Posted Tue, Mar 22, 2011 by Space Junkie
Earlier this month, PAX East 2011 summoned sixty-thousand gamers to converge on poor, drizzly Boston. But where were the EVE Online players? Not at a CCP booth on the convention floor. No, we had something better: a rented out bar with free drinks, CCP staff, and a first-come, first-serve guest list of perhaps fifty EVE players. The result? Something magical.
Of Bouncers And CSM Stumping
It begins even before I get into the bar. I shake hands with the others waiting in line as the bouncer checks our tickets. Each time I am asked "who are you with?" I quickly realize that this is EVE Online code for "are you in an enemy corporation?" This question is asked again and again.
Two Step, an unfortunately reticent candidate for CSM, is standing in line ahead of me. He asks me to vote for him. I ask him about his platform, but the answers are so evasive that I suspect he does not actually have a campaign platform. Still, there is something to be said for stumping. Finally, we gain the bar.

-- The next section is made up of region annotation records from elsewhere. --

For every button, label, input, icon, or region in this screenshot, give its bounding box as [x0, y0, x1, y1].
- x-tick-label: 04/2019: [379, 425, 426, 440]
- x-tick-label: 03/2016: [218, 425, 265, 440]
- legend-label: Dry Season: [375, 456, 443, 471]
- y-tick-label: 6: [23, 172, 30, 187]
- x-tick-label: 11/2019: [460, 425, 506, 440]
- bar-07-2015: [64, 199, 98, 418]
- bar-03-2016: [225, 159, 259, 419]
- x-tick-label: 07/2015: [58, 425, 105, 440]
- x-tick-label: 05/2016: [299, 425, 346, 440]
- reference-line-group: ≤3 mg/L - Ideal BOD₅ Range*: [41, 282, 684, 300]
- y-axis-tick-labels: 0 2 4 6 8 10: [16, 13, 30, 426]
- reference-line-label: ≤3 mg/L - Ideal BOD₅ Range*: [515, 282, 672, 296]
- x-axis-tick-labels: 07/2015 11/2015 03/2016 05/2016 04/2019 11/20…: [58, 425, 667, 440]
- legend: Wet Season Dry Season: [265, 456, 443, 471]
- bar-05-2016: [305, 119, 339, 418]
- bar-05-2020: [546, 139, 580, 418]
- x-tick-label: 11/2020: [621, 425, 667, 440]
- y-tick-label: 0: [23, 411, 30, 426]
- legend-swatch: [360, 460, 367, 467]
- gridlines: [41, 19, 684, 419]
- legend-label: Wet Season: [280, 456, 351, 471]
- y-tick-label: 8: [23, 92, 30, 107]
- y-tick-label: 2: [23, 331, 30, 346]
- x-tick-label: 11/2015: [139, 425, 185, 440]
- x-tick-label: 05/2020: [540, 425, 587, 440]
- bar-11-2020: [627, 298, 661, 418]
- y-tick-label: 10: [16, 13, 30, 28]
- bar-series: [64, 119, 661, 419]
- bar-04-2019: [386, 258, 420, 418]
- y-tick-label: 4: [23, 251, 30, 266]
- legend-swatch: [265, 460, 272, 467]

The Bar: Null-Sec For Drinkers
A carebear, a suicide ganker, and a CSM candidate walk into a bar...
I start to mix and mingle, saying hellos and asking questions. Someone hands me a marker and name-tag sticker, to write down my EVE name. Surprisingly, some people recognize me and compliment my guides (and my hat is off to you, beloved reader). There are at least three CCP staff working the crowd: CCP Daishi, CCP Big Dumb Object, and GM Syndemic. They are all visibly excited to be here.
Some of the players (like me) are visibly exhausted from a long day of tromping around PAX East. But the triple thrill of CCP developers, EVE Online players, and free drinks all combine to make something that PAX could not hope to achieve: an intimate get together where everybody has the chance to talk to everybody else, CCP staff included.
People, Politics, Pabst Blue Ribbon
It turns out that most in attendance are not affiliated with any of the big alliances. This is quite the opposite of Fanfest, as I understand it. I ask everybody what corporation they fly in. Notably, some people think it is safer not to answer. Almost nobody is willing to talk about what their corporation is doing with any more detail than "we are living in wormholes" unless it has the caveat of "please don't print that." It's too bad: some of these corporations have more than a bit of spark, and I think publishing some of their plans would help them more than hurt them.
I find a sprinkling of EVE University and Agony Unleashed members, a smattering of Test Alliance, and some guy that has been in R.A.G.E. for less than ten days. I am a little disappointed, but at least this means that people aren't splitting off into factions or being rude to each other about something that happens in a video game, albeit an incredible one.
CCP Big Dumb Object Actually Not Dumb (At All)
The most important conversation from an EVE point of view happens with the developer who has the code name CCP Big Dumb Object. He is tall, friendly, and has a healthy beard. He gives us some interesting tidbits about EVE's PvE:
DED Sites: A popular kind of exploration site, these were the topic of Big Dumb's recent blog. The gist of that blog being that most factions do not have a full complement of DED sites of each level, and Big Dumb et al. have filled out the list of sites for levels six and up. Big Dumb says that the lower levels will see their gaps filled, as well, though the next big patch will likely only see a portion of these.